Our household uses very little butter — mostly just to prepare eggs for breakfast — so it’s not surprising that I’ve only just had my first encounter with Challenge Butter. (The brand, I’ve since found out, has been around for more than a century.) I don’t know how the package ended up in our kitchen — it was probably bought on a day when the plain store brand was unavailable — but it certainly gave me a start when I opened the refrigerator door. The box portrays a pristine lake surrounded by evergreens, similar in style and coloring to the illustration on the Land O’Lakes box, but the placid scene is dominated by an outsized, heavily antlered deer at its center. This is not one of your meek, Bambi-like deer; it’s a deer that would cause you to freeze in its headlights (if it had headlights). This is a deer that says, “I challenge you to eat this butter.”
The thing is, I don’t want my butter to be challenging. Butter is supposed to be compliant — it’s supposed to spread when you want it to spread, and melt when you want it to melt. I’m trying to imagine the focus group at which they tested the name “Challenge Butter”:
“That is the stupidest name for a dairy product that I’ve ever heard.”
“Oh, yeah?

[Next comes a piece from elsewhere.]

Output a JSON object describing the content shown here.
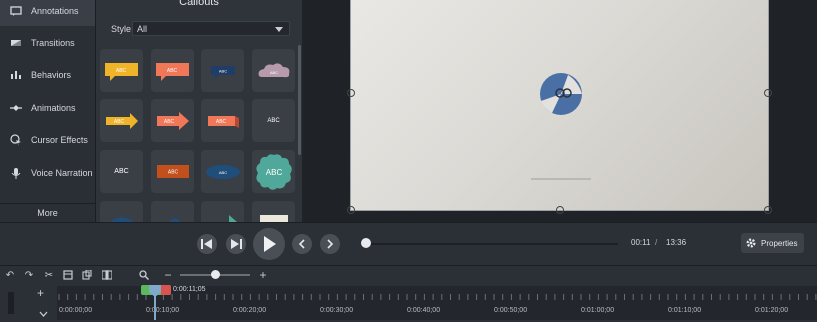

Want to take it outside?”
Contemplating this badly branded foodstuff takes me back to my childhood, when I made frequent use of an unappealingly named product called “Testor’s Pla.” Pla was an oil-based paint, an enamel, that was most often used for detailing plastic model kits. It was sold in tiny bottles, holding a fraction of a fluid ounce, for about twelve cents apiece. At the five-and-ten-cent store, a rack displaying Pla bottles in dozens of different colors made purchasing one almost irresistible.
But the name! Our neighbor Jackie, who used to babysit for my sister and me, would always make me laugh when she looked sadly at my row of bottles and drawled “Pla-a-a-ah,” as if she were trying to eject something distasteful from her throat. The only way I could account for the name was to imagine that it was originally something like Placenta or Plantagenet, but that the full word was too long to fit on one of those tiny labels.
The Testor Corporation is still around, but the name Pla appears to have been retired in favor of “Testor’s Enamel.” I’m hoping that the trend will continue, and that we can look forward to eventually seeing “Encouragement Butter.”
I can’t conclude a discussion of unfortunate product names without returning to one of my pet peeves, “cheese.” Obviously, “cheese” is a generic term, not a brand name, but that makes it all the worse, because every derivative of milk curds therefore receives that unappetizing designation. Any word that consists of a harsh consonant followed by a whining, constricted vowel sound can’t refer to anything good. (See “pet peeve,” above.)
Try saying it out loud: “Che-e-e-e-se.” Does that really sound like something you’d want to ingest? The fact that it echoes the universal childhood expression of distaste, “E-e-e-e-w,” can’t be coincidental. With so many English food terms having been borrowed from French, I wish we could have gone with the lovely word “fromage.” I’ve always been resistant to putting cream cheese (“cre-e-e-m che-e-e-se”) on my bagels, but I’m sure my taste would have developed differently if the traditional topping had been “le fromage à la crème.” As it is, I generally eat them cheeseless, topped instead with the most docile butter I can find.